Ces évolutions pousseront-elles les entreprises à se tourner davantage vers des outils de gestion digitaux ?
Effectivement, pour maîtriser ces changements, il faut un outil de gestion du transport. Les solutions digitales et les TMS vont enfin connaître une explosion en termes d’adoption. La crise a montré le caractère sensible de ces chaînes. Mais cela va également être amplifié par d’autres phénomènes. La remise en route des supply chains et des outils industriels va se faire de façon progressive, les délais habituellement constatés en termes de livraison et d’approvisionnement vont subir une variabilité beaucoup plus forte, ce qui renforce à nouveau le besoin de visibilité sur les flux. L’outil industriel repart en Asie, le transport maritime reprend mais l’offre reste réduite, il y a donc un gros enjeu de visibilité sur ce que les usines vont produire.
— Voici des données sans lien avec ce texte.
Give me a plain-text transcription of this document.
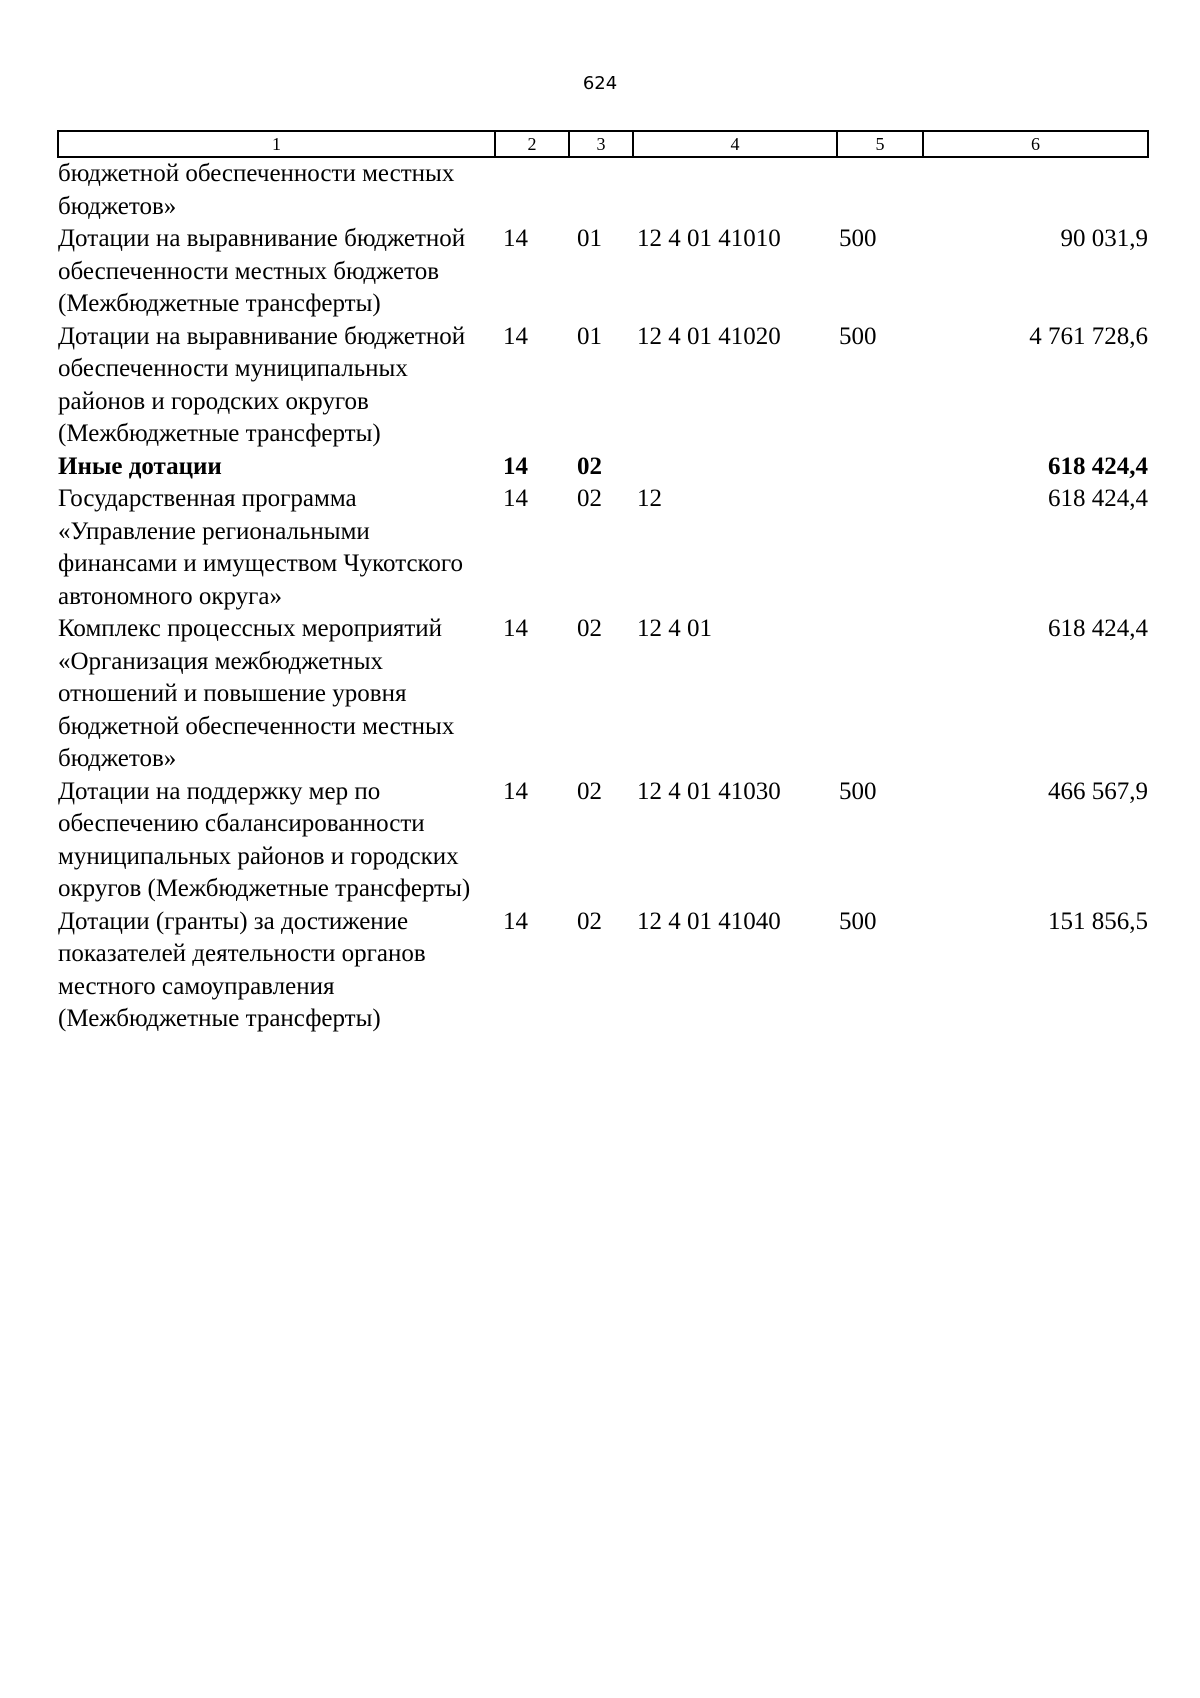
624
1	2	3	4	5	6
бюджетной обеспеченности местных бюджетов»					
Дотации на выравнивание бюджетной обеспеченности местных бюджетов (Межбюджетные трансферты)	14	01	12 4 01 41010	500	90 031,9
Дотации на выравнивание бюджетной обеспеченности муниципальных районов и городских округов (Межбюджетные трансферты)	14	01	12 4 01 41020	500	4 761 728,6
Иные дотации	14	02			618 424,4
Государственная программа «Управление региональными финансами и имуществом Чукотского автономного округа»	14	02	12		618 424,4
Комплекс процессных мероприятий «Организация межбюджетных отношений и повышение уровня бюджетной обеспеченности местных бюджетов»	14	02	12 4 01		618 424,4
Дотации на поддержку мер по обеспечению сбалансированности муниципальных районов и городских округов (Межбюджетные трансферты)	14	02	12 4 01 41030	500	466 567,9
Дотации (гранты) за достижение показателей деятельности органов местного самоуправления (Межбюджетные трансферты)	14	02	12 4 01 41040	500	151 856,5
En aval, les clients des industriels auront également un besoin accru de traçabilité.
Ira-t-on vers des changements de modèles profonds en termes de supply chain ?
Nous avons évoqué la notion de prise en compte du risque mais il faut aussi compter sur le retour du stock et la diversification des accès aux clients. Ces chaînes très concentrées sur un mode flux tendu, stock limité et massification, vont réapparaître. Néanmoins, les entreprises continueront en parallèle à travailler la diversification du panel d’acteurs pour faire face à ces risques identifiés comme importants. Cela met en avant les enjeux de collaboration, de digital et surtout la capacité à travailler sur des localisations très dispersées, y compris à domicile. Tout cela en gardant en tête que les transporteurs, pour une grande majorité, ne sont pas tous forcément préparés à cela. Un des facteurs de succès pour la reprise réside donc dans la volonté des donneurs d’ordre à accompagner leurs prestataires et à leur donner des moyens digitaux pour collaborer.
Que peut-on souhaiter pour l’avenir ?
En parallèle de ce que nous venons d’évoquer, je terminerai par un voeu pieu, celui de ne pas omettre la composante environnementale. La crise peut accélérer l’évolution des mentalités. Elle peut faire relativiser un certain nombre de valeurs et notamment ce sujet essentiel. Les organisations supply chain auront intérêt à intégrer cette composante ne serait-ce que pour donner du sens à l’activité, au-delà des composantes économiques et réglementaires.